Tuesday, January 01, 2013

Pope calls for families worldwide to imitate the Holy Family of Nazareth

An invitation to prayer "for all the families of the world" so they may imitate "the Holy Family of Nazareth" was the main theme of  Benedict XVI's reflection to the faithful gathered in St Peter's Square before the midday Angelus. 

This Sunday the Church celebrates the Holy Family. "Imitating the Holy Family of Nazareth, - prayed the pope - may parents seriously concern themselves about the growth and education of their children, so that they may mature as responsible and honest citizens, without ever forgetting that faith is a precious gift to be nourished in their children through personal example.

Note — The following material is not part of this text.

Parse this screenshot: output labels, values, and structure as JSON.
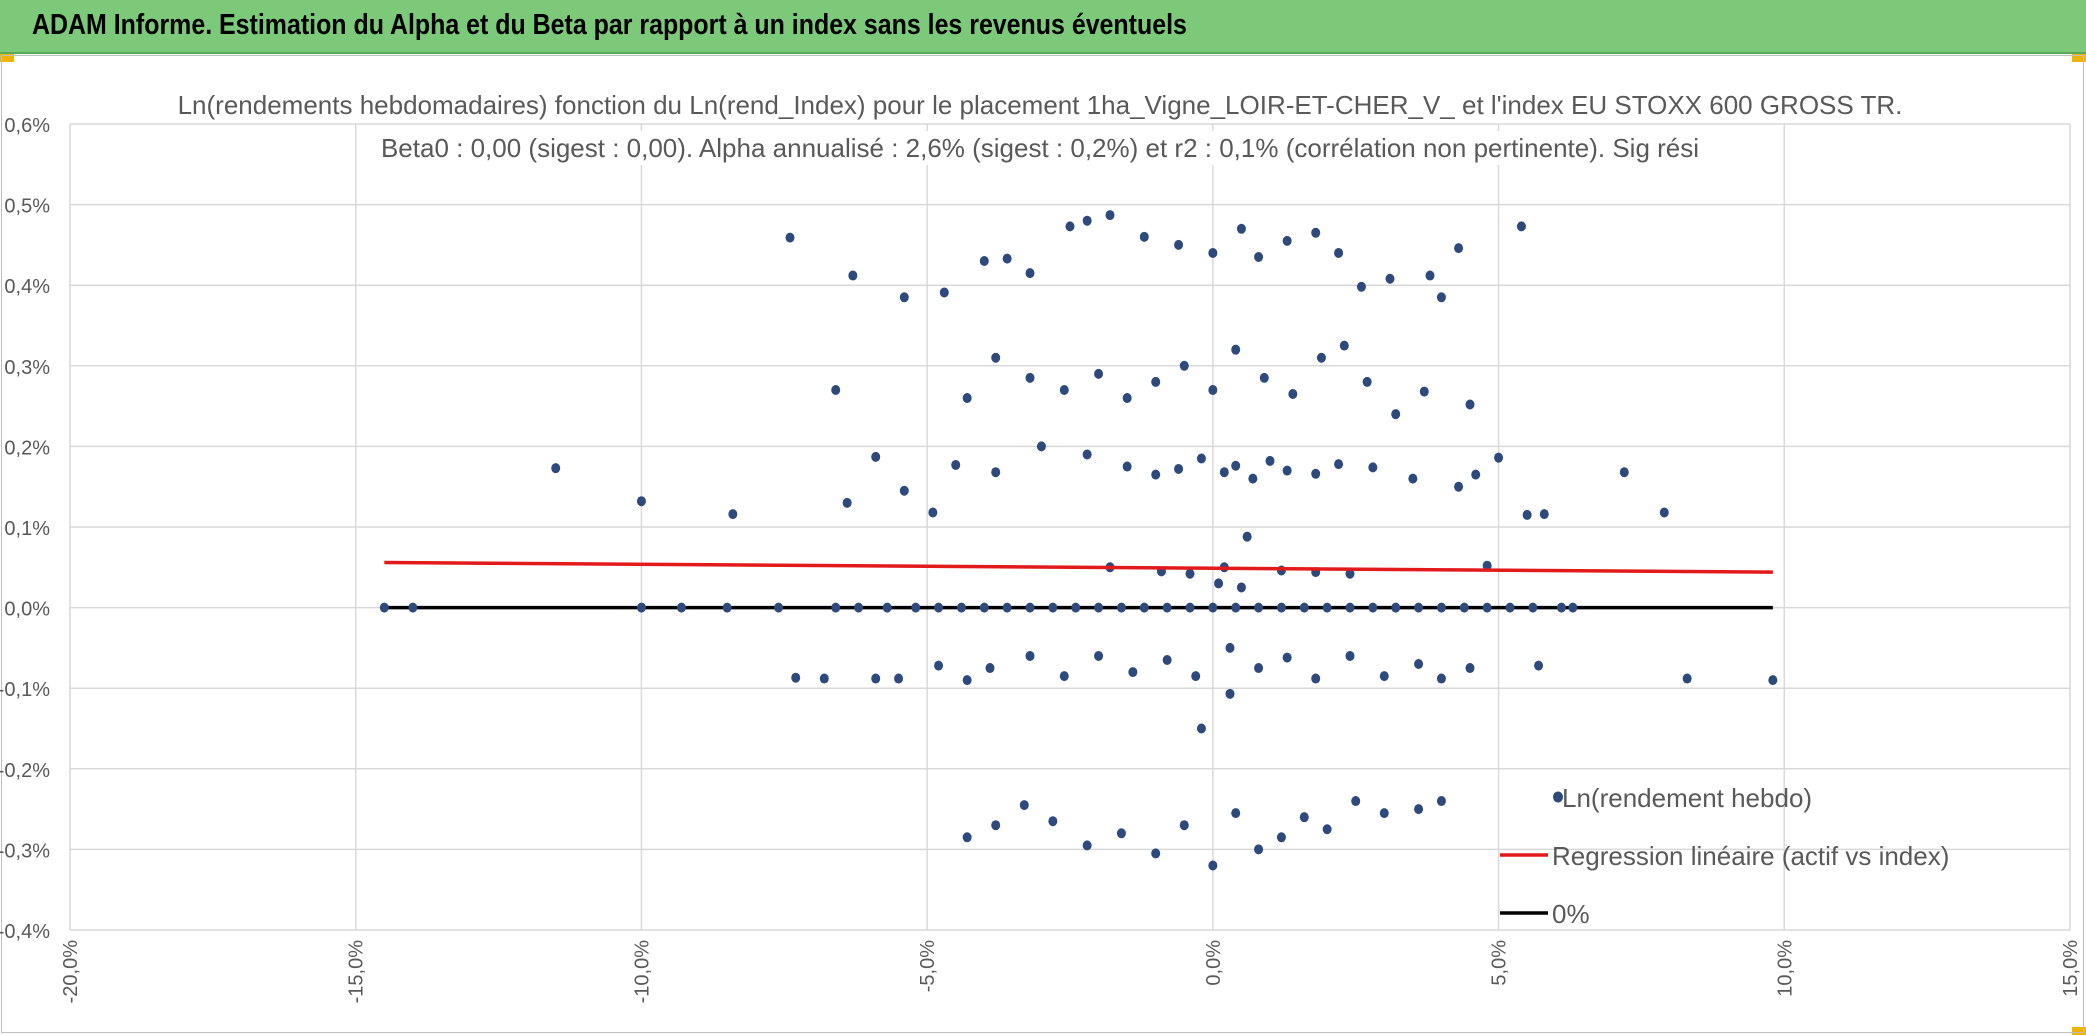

At the same time we pray that every child is welcomed as a gift from God, is sustained by the love of the father and mother in order to advance as the Lord Jesus "in wisdom and age and favour before God and man " (Lk 2: 52). 

The love, loyalty and dedication of Mary and Joseph are an example for all Christian couples who are neither the friends nor masters of their children's lives, but the guardians of this incomparable gift from God."

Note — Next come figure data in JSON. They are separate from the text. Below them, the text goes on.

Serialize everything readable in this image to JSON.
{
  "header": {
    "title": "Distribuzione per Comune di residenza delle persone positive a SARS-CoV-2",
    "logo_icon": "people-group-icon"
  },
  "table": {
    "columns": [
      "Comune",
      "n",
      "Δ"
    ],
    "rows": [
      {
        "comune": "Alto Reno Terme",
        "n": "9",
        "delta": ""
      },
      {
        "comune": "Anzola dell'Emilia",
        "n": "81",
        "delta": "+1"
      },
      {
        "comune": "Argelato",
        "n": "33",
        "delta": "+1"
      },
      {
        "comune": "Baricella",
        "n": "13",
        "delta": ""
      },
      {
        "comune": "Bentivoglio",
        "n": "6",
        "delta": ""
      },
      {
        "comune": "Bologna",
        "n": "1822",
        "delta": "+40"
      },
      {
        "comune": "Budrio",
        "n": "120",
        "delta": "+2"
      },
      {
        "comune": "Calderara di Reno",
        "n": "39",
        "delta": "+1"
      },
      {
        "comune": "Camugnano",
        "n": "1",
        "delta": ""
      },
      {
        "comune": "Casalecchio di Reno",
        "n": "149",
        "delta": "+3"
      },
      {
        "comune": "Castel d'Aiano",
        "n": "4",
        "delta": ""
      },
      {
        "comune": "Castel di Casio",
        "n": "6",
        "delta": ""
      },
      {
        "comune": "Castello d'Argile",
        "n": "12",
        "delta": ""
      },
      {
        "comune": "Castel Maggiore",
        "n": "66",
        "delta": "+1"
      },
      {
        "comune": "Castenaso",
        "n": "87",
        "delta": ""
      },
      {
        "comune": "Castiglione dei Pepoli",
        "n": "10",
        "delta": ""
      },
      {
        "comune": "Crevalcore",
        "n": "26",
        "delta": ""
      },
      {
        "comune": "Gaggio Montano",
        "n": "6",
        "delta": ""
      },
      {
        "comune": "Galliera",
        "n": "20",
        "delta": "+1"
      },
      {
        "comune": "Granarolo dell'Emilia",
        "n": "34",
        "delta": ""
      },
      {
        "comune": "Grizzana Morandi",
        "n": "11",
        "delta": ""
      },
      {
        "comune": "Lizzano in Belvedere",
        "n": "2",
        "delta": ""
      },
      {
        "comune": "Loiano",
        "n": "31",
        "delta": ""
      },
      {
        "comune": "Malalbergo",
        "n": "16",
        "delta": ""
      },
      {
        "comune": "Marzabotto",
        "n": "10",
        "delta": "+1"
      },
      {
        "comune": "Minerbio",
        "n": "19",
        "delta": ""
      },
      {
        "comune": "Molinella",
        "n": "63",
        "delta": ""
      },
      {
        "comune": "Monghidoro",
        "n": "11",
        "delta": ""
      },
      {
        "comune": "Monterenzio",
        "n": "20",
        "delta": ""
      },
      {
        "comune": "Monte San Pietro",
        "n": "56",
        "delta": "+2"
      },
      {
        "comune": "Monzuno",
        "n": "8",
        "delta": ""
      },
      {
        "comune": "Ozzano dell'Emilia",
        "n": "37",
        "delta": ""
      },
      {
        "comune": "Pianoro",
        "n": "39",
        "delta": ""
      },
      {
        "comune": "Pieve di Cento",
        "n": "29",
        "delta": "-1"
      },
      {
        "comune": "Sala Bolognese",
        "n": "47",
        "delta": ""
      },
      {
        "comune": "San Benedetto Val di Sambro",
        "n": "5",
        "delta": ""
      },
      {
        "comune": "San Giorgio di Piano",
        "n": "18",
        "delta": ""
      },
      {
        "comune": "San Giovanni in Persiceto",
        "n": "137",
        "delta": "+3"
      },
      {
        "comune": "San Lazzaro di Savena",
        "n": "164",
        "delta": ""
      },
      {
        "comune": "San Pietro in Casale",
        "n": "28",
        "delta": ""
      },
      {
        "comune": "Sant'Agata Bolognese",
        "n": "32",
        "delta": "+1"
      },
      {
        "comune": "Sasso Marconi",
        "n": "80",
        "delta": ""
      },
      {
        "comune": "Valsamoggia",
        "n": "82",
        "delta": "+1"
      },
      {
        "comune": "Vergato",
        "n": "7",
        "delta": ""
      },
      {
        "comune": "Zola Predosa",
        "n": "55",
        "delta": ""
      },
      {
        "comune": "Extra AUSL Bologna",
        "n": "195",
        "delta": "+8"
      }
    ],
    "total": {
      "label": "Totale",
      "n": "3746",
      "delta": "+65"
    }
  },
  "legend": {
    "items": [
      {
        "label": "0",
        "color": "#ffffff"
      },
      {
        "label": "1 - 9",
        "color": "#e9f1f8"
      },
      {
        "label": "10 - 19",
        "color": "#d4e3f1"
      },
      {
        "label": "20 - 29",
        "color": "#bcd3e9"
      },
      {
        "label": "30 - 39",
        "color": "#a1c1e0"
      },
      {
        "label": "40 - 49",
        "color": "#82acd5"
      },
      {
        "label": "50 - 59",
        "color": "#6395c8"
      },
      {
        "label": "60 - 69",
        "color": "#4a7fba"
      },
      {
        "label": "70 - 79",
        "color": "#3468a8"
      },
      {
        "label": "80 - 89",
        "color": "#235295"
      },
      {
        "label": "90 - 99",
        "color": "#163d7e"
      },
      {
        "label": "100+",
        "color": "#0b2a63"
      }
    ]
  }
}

The silence of Joseph, the just man (cf. Mt 1:19), - he added - and the example of Mary who kept all things in her heart (cf. Lk 2:51), causes us to enter into the mystery full of faith and humanity of the Holy family.

Previously, the pope had referred more closely to the passage of today's Gospel (Luke 2, 41-52). 

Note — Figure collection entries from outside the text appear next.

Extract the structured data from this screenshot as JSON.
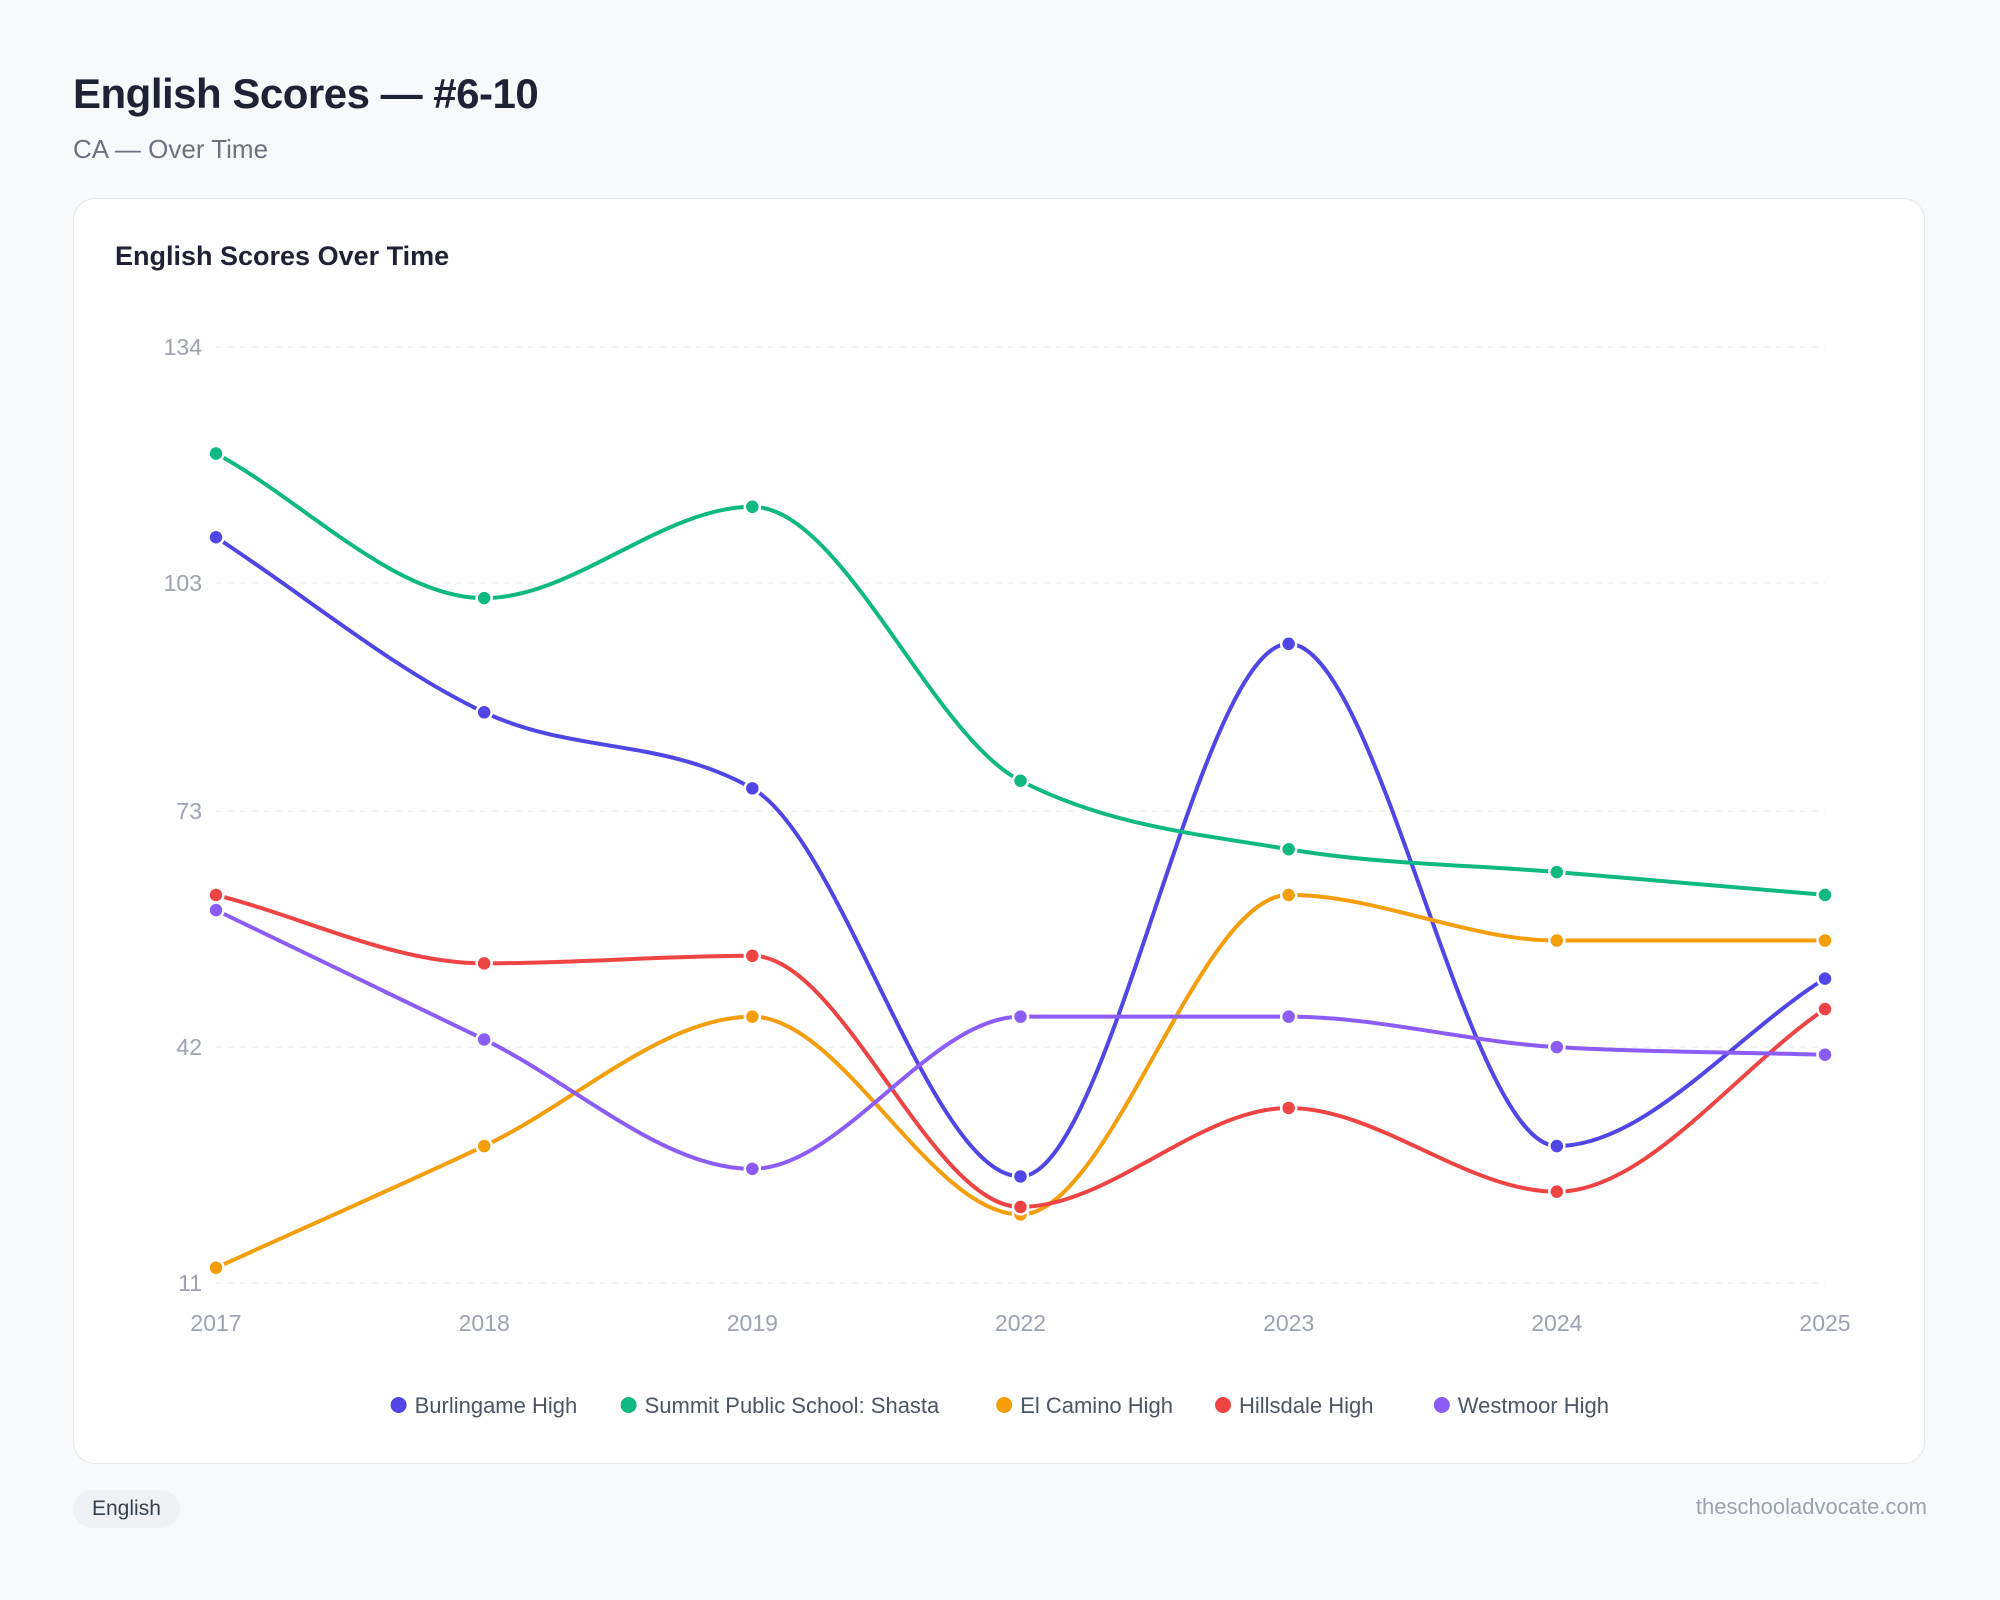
{
  "header": {
    "title": "English Scores — #6-10",
    "subtitle": "CA — Over Time"
  },
  "card": {
    "title": "English Scores Over Time"
  },
  "footer": {
    "tag": "English",
    "site": "theschooladvocate.com"
  },
  "chart_data": {
    "type": "line",
    "title": "English Scores Over Time",
    "xlabel": "",
    "ylabel": "",
    "categories": [
      "2017",
      "2018",
      "2019",
      "2022",
      "2023",
      "2024",
      "2025"
    ],
    "ylim": [
      11,
      134
    ],
    "yticks": [
      11,
      42,
      73,
      103,
      134
    ],
    "grid": true,
    "curve": "smooth",
    "legend": "bottom-center",
    "series": [
      {
        "name": "Burlingame High",
        "color": "#4f46e5",
        "values": [
          109,
          86,
          76,
          25,
          95,
          29,
          51
        ]
      },
      {
        "name": "Summit Public School: Shasta",
        "color": "#10b981",
        "values": [
          120,
          101,
          113,
          77,
          68,
          65,
          62
        ]
      },
      {
        "name": "El Camino High",
        "color": "#f59e0b",
        "values": [
          13,
          29,
          46,
          20,
          62,
          56,
          56
        ]
      },
      {
        "name": "Hillsdale High",
        "color": "#ef4444",
        "values": [
          62,
          53,
          54,
          21,
          34,
          23,
          47
        ]
      },
      {
        "name": "Westmoor High",
        "color": "#8b5cf6",
        "values": [
          60,
          43,
          26,
          46,
          46,
          42,
          41
        ]
      }
    ]
  }
}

" In the liturgy the passage from Luke's Gospel presents the Virgin Mary and St. Joseph who, faithful to tradition, go to Jerusalem for the Passover with the twelve-year-old Jesus. The first time Jesus had entered the Temple of the Lord was forty days after his birth, when his parents had offered "a pair of turtledoves or two young pigeons" (Luke 2:24) on his behalf, which is the sacrifice of poor. 

"Luke, whose Gospel is filled with a whole theology of the poor and poverty, makes it clear ... that Jesus' family was counted among the poor of Israel; he helps us to understand that it was there among them where the fulfillment of God's promise matured" ( The Infancy Narratives, 96). Today Jesus is in the Temple again, but this time he has a different role, which involves him in the first person. He undertakes the pilgrimage to Jerusalem as prescribed by the Law (Ex 23.17, 34.23 ff) together with Mary and Joseph, although he was not yet in his thirteenth year: a sign of the deep religiosity of the Holy Family. But when his parents return to Nazareth, something unexpected happens: he, without saying anything, remains in the City. For three days, Mary and Joseph search for him and find him in the Temple, speaking with the teachers of the Law (Lk 2: 46 ,47), and when they ask him for an explanation, Jesus tells them they have no cause to wonder, because that is his place, that is his home, with the Father, who is God (The Infancy Narratives 143). "He - Origen writes - professes to be in the temple of his Father, the Father who has revealed Himself to us and of which he says he is the Son" (Homilies on the Gospel of Luke, 18, 5)".

"The concern of Mary and Joseph for Jesus - he added - is the same as any parent who educates a child, introducing them to life and understanding reality."
"I wish for all Christian families - he concluded - to live in the presence of God with the same love and the same joy as the family of Jesus, Mary and Joseph."